The word economy describes the management of theresourcesof a country.
Economy is a system in which producers produce the goods and services consumers demand.
Economics is a social science that studies how people make use of scarce resources.
There are two branches of economics; microeconomics and macroeconomics.
Macroeconomics is concerned with issues of objectives and policies having to do with the overall/general economy, such as inflation, unemployment, growth and development and national income.
Microeconomics studies individual units within an economy and how these units interrelate.
Scarcity is the central problem of economics.
Individuals have unlimited wants and needs, however the resources available to satisfy these wants and needs are limited.
There are not enough resources available to produce all the goods needed to satisfy all our wants and needs.
Scarcity forces individuals to make choices as every want and need cannot be satisfied so individuals must choose among alternatives.
Scarcity is a condition in which individuals are forced to make choices among available alternatives because resources are limited compared to man’s unlimited wants and needs.
In a scarce economy, individuals choose what to consume and society chooses what to produce.
Society decides who gets what by producers attaching prices to goods and services, so who values it the most pays the most for it.
Economic resources are those goods or services available to individuals and businesses for the production of consumer products.

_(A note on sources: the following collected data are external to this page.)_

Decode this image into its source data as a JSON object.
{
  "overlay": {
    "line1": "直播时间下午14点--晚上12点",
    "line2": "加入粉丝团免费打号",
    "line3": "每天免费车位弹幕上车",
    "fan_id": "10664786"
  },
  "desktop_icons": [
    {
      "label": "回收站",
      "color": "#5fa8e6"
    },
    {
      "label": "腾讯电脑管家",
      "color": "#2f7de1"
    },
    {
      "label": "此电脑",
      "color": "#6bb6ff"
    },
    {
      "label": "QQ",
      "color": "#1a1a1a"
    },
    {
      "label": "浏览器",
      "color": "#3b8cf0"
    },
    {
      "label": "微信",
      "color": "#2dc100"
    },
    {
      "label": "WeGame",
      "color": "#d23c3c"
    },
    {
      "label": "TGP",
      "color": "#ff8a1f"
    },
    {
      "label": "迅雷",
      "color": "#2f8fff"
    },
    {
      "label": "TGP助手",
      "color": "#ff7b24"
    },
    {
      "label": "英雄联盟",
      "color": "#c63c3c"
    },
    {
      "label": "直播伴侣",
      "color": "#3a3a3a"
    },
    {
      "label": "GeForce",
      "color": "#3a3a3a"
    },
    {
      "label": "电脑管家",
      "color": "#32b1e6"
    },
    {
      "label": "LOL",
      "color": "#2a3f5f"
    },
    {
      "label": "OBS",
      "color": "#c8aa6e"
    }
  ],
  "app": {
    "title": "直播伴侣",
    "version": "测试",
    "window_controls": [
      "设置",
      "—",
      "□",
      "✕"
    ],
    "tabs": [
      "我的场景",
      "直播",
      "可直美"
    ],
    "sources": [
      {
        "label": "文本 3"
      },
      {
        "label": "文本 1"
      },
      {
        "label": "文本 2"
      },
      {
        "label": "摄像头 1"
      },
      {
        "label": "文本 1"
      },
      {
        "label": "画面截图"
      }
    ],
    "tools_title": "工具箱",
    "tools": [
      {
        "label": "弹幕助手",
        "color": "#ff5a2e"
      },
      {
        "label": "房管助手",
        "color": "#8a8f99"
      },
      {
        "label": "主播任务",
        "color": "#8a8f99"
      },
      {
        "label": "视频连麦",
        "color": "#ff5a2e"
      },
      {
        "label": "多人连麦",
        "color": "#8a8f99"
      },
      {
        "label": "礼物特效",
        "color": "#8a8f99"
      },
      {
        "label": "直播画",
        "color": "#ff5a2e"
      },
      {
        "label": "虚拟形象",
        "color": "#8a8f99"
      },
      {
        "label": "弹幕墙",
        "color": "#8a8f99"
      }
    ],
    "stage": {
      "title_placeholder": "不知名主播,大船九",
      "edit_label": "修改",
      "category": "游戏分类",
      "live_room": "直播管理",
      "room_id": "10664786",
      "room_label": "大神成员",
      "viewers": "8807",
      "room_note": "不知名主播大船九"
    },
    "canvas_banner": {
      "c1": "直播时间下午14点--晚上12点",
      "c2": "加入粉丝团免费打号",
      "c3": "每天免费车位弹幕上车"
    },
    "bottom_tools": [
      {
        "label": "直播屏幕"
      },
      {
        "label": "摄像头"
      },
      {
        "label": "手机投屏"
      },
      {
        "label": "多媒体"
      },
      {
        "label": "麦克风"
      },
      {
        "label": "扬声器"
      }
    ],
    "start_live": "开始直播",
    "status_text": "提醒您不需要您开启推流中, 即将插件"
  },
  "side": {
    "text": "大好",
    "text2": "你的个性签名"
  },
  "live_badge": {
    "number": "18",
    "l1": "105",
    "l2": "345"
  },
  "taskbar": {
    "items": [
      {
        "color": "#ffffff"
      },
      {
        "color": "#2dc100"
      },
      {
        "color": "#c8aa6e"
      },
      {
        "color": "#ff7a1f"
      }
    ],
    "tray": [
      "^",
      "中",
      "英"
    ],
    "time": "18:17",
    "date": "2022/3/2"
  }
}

Opportunity cost is the opportunity lost; that is what we lose out on when we decide not to use a particular resource for a particular use.
Opportunity cost is what could have been done with the resources when decisions are made about their use.
The government of a country may face the alternative of applying its resources to the development of a stadium or devoting the same resources to the development of a hospital; if the stadium is selected, the opportunity cost is the hospital.
A householder wants to buy a microwave oven and a toaster oven but has limited money; if he chooses to buy the microwave, the opportunity cost is the toaster oven.
Research the production possibility frontier.
Resources are scarce, so choices must be made as to how these resources are allocated because of society's competing needs and wants.
Production, exchange/distribution, and consumption are the three main activities that must occur in order to satisfy man's unlimited wants with scarce resources.
If Travis has $2000 and chooses to go to the movies ($1200) over going to a party ($2000), the next best alternative (opportunity cost) is the party since he chose to go to the movies.
A firm has $20,000 and can purchase a new desk or paint for one of the office; it chose to purchase paint, so the opportunity cost is the new desk.
Opportunity cost is defined as the value of the next best alternative foregone or sacrificed.
Economic resources refer to factors of production (land, labour, capital and enterprise) which are limited in supply compared to man’s unlimited wants.